Алекс был к поэзии равнодушен, но Татьяна любила и прекрасно знала Серебряный век. Знаток русской поэзии Шмаков обладал феноменальной памятью. Так что эти двое нашли друг друга. Вместе они являли собой примечательную картину: в шезлонгах, среди розовых кустов, с видом на необъятные американские дали, – они часами читали наизусть Блока, Анненского, Гумилева, Мандельштама, Ахматову и Цветаеву. Не был забыт и Маяковский. А когда к ним присоединялся Иосиф, Татьяниному счастью не было предела.
С появлением Бродского, Барышникова, Шмакова, Лены Чернышевой и Штернов в Либермании образовался устойчивый «русский круг». Татьяна никогда не любила английский язык, дома с Алексом они говорили либо по-русски, либо по-французски. С нашим появлением русский все больше и больше входил в обиход. Друзья Алекса и Татьяны не без ревности шутили, что Либермания стремительно «обрусевает» и становится похожей на русскую дачу из чеховской пьесы – с долгими застольями, водкой из морозилки, пельменями, чаями с вареньем, спорами о литературе и разговорами «за жизнь». Правда, в штате Коннектикут ощущалась нехватка черного хлеба, кислой капусты и русской селедки. Доставлять их в Либерманию из Бостона было нашей приятной обязанностью.
Элегантный, гостеприимный дом посреди американских просторов, голубой бассейн, розовый сад, книжные новинки в «диванной», изысканная кухня – все это делало Либерманию настоящей райской обителью. Мы посвятили ей и ее владельцам так много стихов, частушек и песен, что хватило бы на целый поэтический сборник. Вот один из моих шедевров:
* * *
Если с овчинку вам кажется небо,
Если вас мучают страхи и мании,
Бросьте в котомку рыбешки и хлеба,
Двигайтесь в сторону Либермании.
Мчитесь вперед по полям и дорогам,
Сквозь города и леса пролетая,
Мчитесь без страха по горным отрогам,
Беды свои позади оставляя.
Ждет вас искусство: скульптуры, картины
В розовых райских садах утопают.
Синие воды соленой писины
Негу блаженную вам обещают.
Льется вино из хрустальных графинов,
Песнь задушевная сладко поется,
Спится без снов на пуховых перинах...
«Ах, повторите, как место зовется?»
Нет, не ищите на карте названия,
Тайный оазис – моя Либермания!
Роскошный образ жизни и обслуживающий персонал – садовник, горничная, шофер, живущая медсестра, два инженера для расчетов устойчивости либермановских гигантских скульптур – стоили астрономических денег.
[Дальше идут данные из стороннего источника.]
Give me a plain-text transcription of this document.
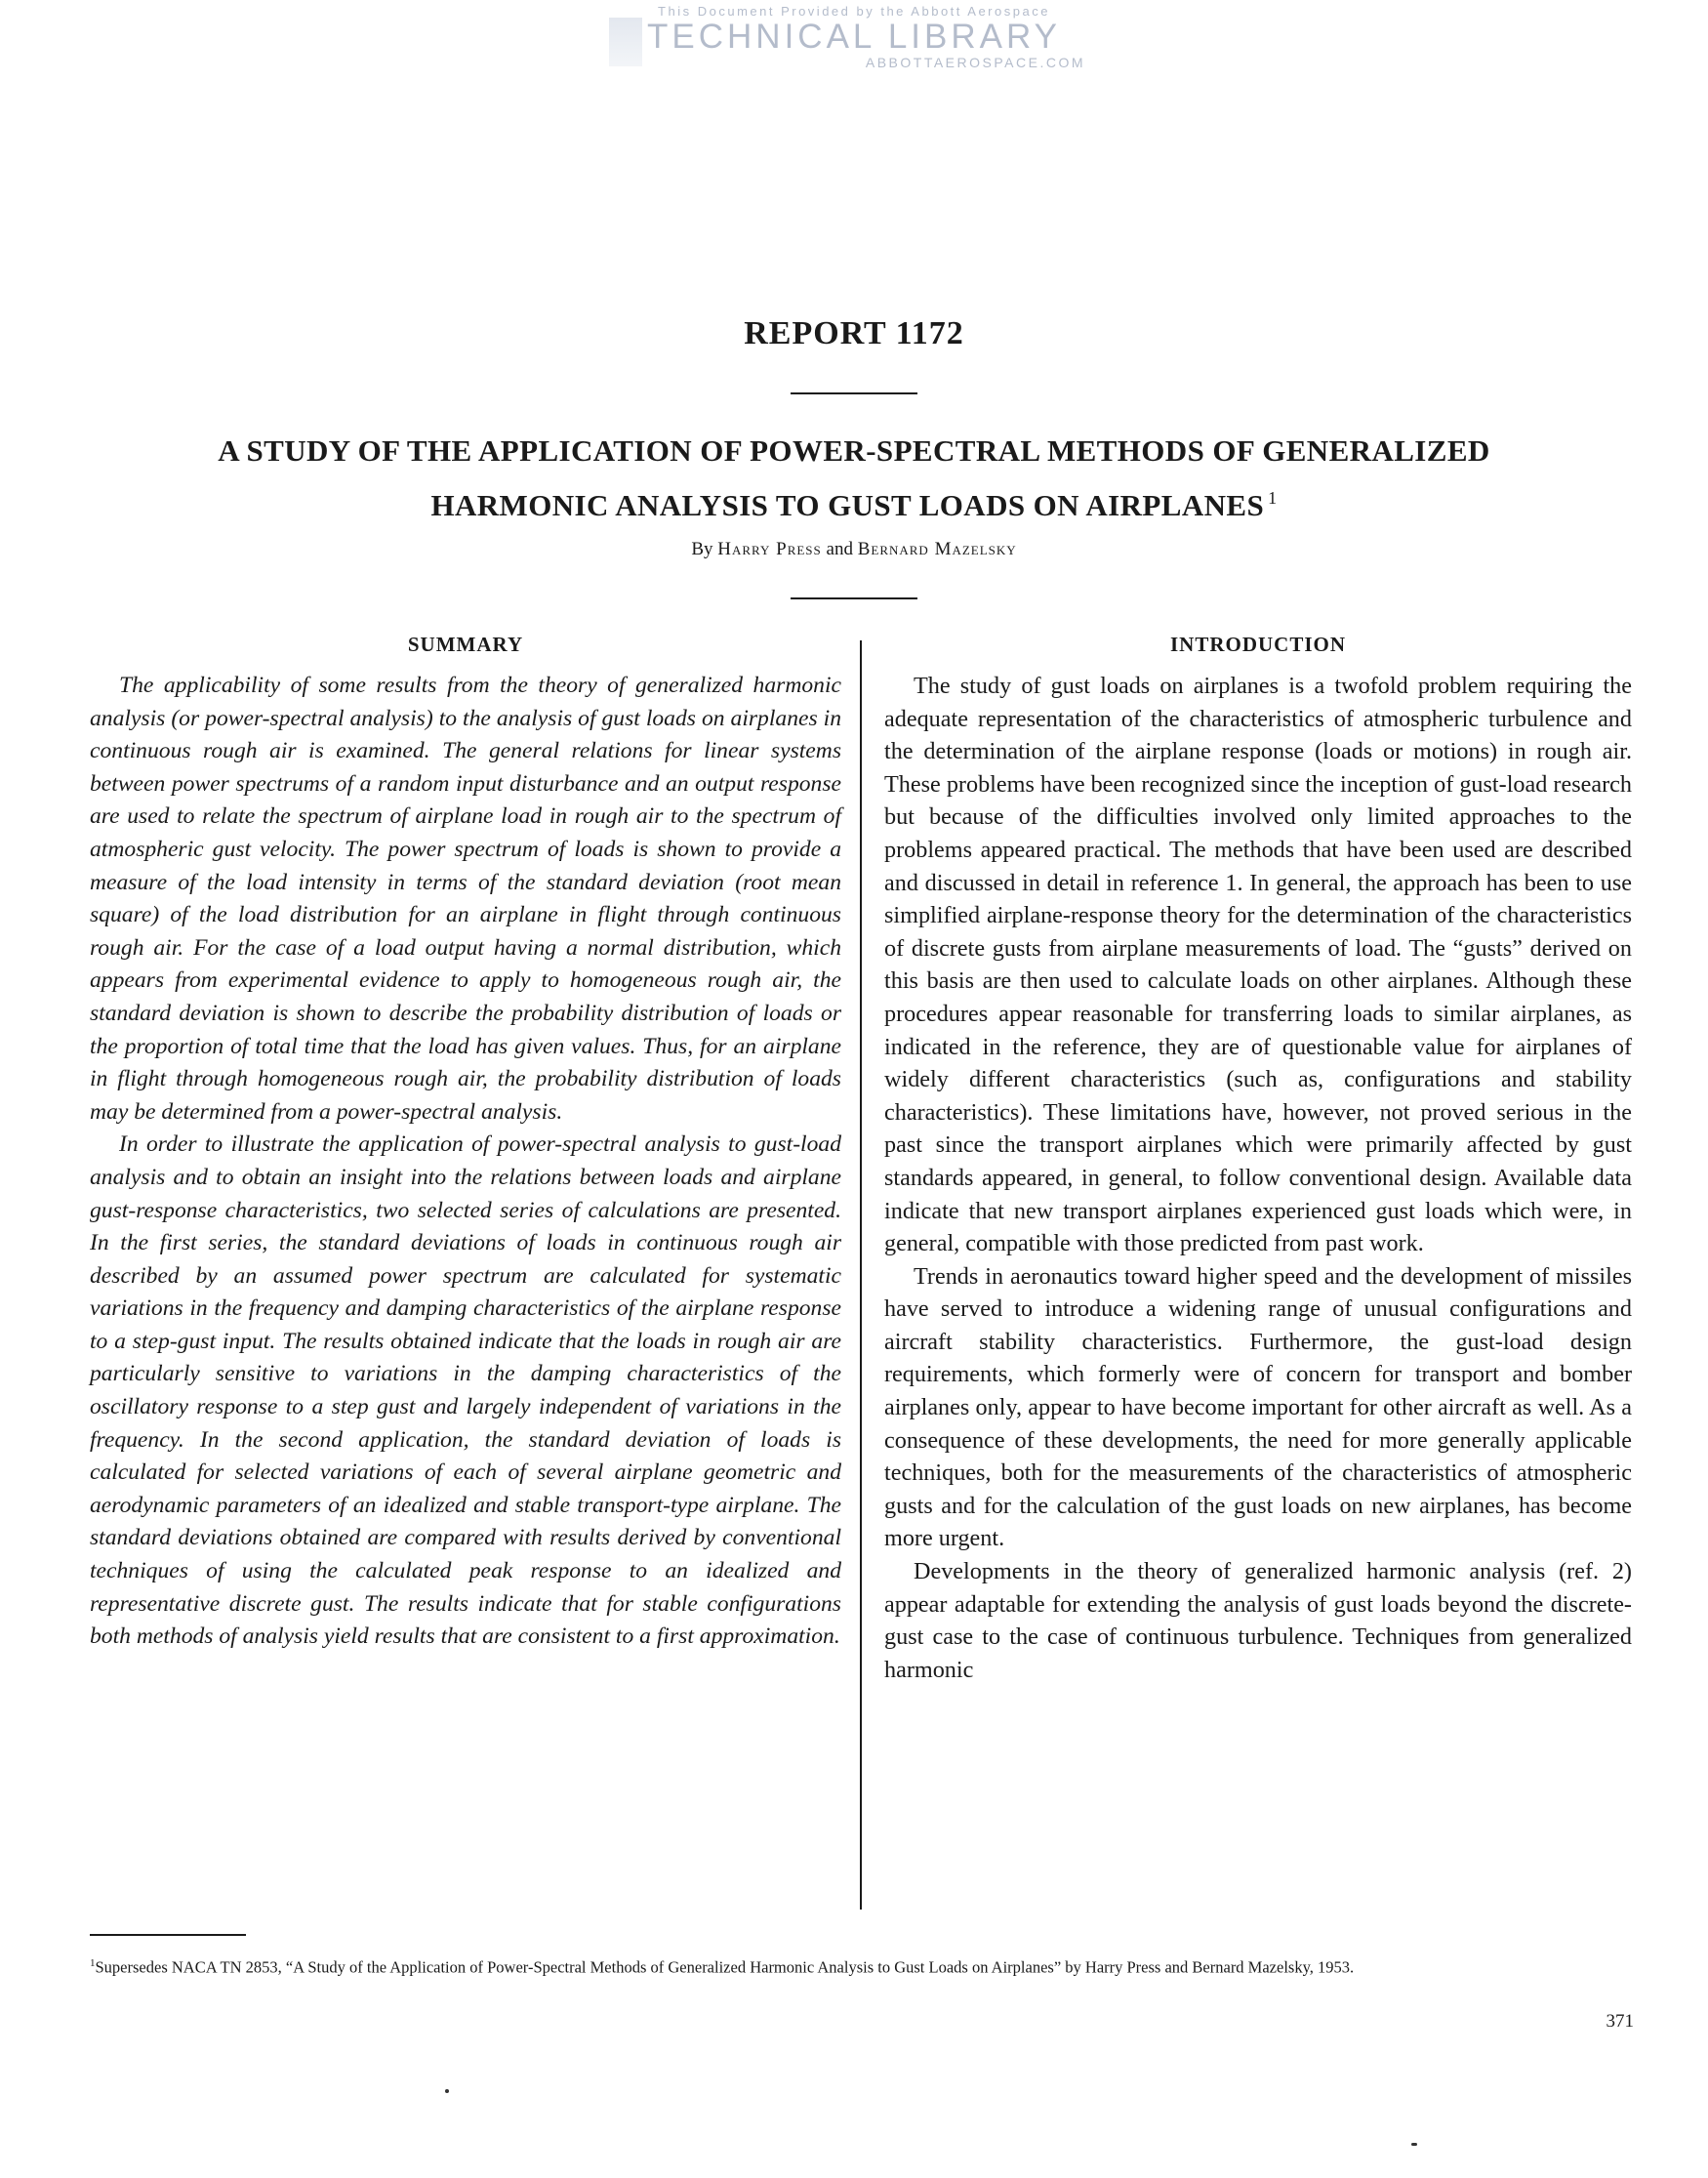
This Document Provided by the Abbott Aerospace
TECHNICAL LIBRARY
ABBOTTAEROSPACE.COM
REPORT 1172
A STUDY OF THE APPLICATION OF POWER-SPECTRAL METHODS OF GENERALIZED
HARMONIC ANALYSIS TO GUST LOADS ON AIRPLANES $^1$
By Harry Press and Bernard Mazelsky
SUMMARY	INTRODUCTION

The applicability of some results from the theory of generalized harmonic analysis (or power-spectral analysis) to the analysis of gust loads on airplanes in continuous rough air is examined. The general relations for linear systems between power spectrums of a random input disturbance and an output response are used to relate the spectrum of airplane load in rough air to the spectrum of atmospheric gust velocity. The power spectrum of loads is shown to provide a measure of the load intensity in terms of the standard deviation (root mean square) of the load distribution for an airplane in flight through continuous rough air. For the case of a load output having a normal distribution, which appears from experimental evidence to apply to homogeneous rough air, the standard deviation is shown to describe the probability distribution of loads or the proportion of total time that the load has given values. Thus, for an airplane in flight through homogeneous rough air, the probability distribution of loads may be determined from a power-spectral analysis.

In order to illustrate the application of power-spectral analysis to gust-load analysis and to obtain an insight into the relations between loads and airplane gust-response characteristics, two selected series of calculations are presented. In the first series, the standard deviations of loads in continuous rough air described by an assumed power spectrum are calculated for systematic variations in the frequency and damping characteristics of the airplane response to a step-gust input. The results obtained indicate that the loads in rough air are particularly sensitive to variations in the damping characteristics of the oscillatory response to a step gust and largely independent of variations in the frequency. In the second application, the standard deviation of loads is calculated for selected variations of each of several airplane geometric and aerodynamic parameters of an idealized and stable transport-type airplane. The standard deviations obtained are compared with results derived by conventional techniques of using the calculated peak response to an idealized and representative discrete gust. The results indicate that for stable configurations both methods of analysis yield results that are consistent to a first approximation.

The study of gust loads on airplanes is a twofold problem requiring the adequate representation of the characteristics of atmospheric turbulence and the determination of the airplane response (loads or motions) in rough air. These problems have been recognized since the inception of gust-load research but because of the difficulties involved only limited approaches to the problems appeared practical. The methods that have been used are described and discussed in detail in reference 1. In general, the approach has been to use simplified airplane-response theory for the determination of the characteristics of discrete gusts from airplane measurements of load. The “gusts” derived on this basis are then used to calculate loads on other airplanes. Although these procedures appear reasonable for transferring loads to similar airplanes, as indicated in the reference, they are of questionable value for airplanes of widely different characteristics (such as, configurations and stability characteristics). These limitations have, however, not proved serious in the past since the transport airplanes which were primarily affected by gust standards appeared, in general, to follow conventional design. Available data indicate that new transport airplanes experienced gust loads which were, in general, compatible with those predicted from past work.

Trends in aeronautics toward higher speed and the development of missiles have served to introduce a widening range of unusual configurations and aircraft stability characteristics. Furthermore, the gust-load design requirements, which formerly were of concern for transport and bomber airplanes only, appear to have become important for other aircraft as well. As a consequence of these developments, the need for more generally applicable techniques, both for the measurements of the characteristics of atmospheric gusts and for the calculation of the gust loads on new airplanes, has become more urgent.

Developments in the theory of generalized harmonic analysis (ref. 2) appear adaptable for extending the analysis of gust loads beyond the discrete-gust case to the case of continuous turbulence. Techniques from generalized harmonic

$^1$Supersedes NACA TN 2853, “A Study of the Application of Power-Spectral Methods of Generalized Harmonic Analysis to Gust Loads on Airplanes” by Harry Press and Bernard Mazelsky, 1953.
371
«Страшно себе представить, – говорил Бродский, – что будет с Татьяной, Генкой и самой Либерманией, если с Алексом что-нибудь случится». (Как-то само собой подразумевалось, что Алекс, уже перенесший инфаркт, с вырезанной опухолью в желудке и диабетом, уйдет раньше всех.)
Впрочем, судьба распорядилась иначе. Первым, 21 августа 1988 года, в возрасте 48 лет умер Гена Шмаков. Три года спустя, 28 апреля 1991 года, умерла Татьяна Алексеевна Либерман.
Кончина Татьяны, с которой Алекса связывали пятьдесят лет счастливого брака, была для него страшным ударом, повлекшим второй, тяжелейший инфаркт. Единственным шансом спасти его была операция на сердце, но врачи сомневались, что он сможет ее перенести. Алекс настоял, и операция прошла успешно. Выходила его медсестра Мелинда, которая до этого в течение нескольких лет ухаживала за Татьяной и на руках у которой Татьяна скончалась.
Полуиспанка-полукитаянка, Мелинда родилась и выросла на Филиппинах. Она была преданная и деликатная, обладала живым и быстрым умом и прекрасным чувством юмора. Ее уход и забота не только спасли Алексу жизнь, – он вернулся к полноценной творческой деятельности.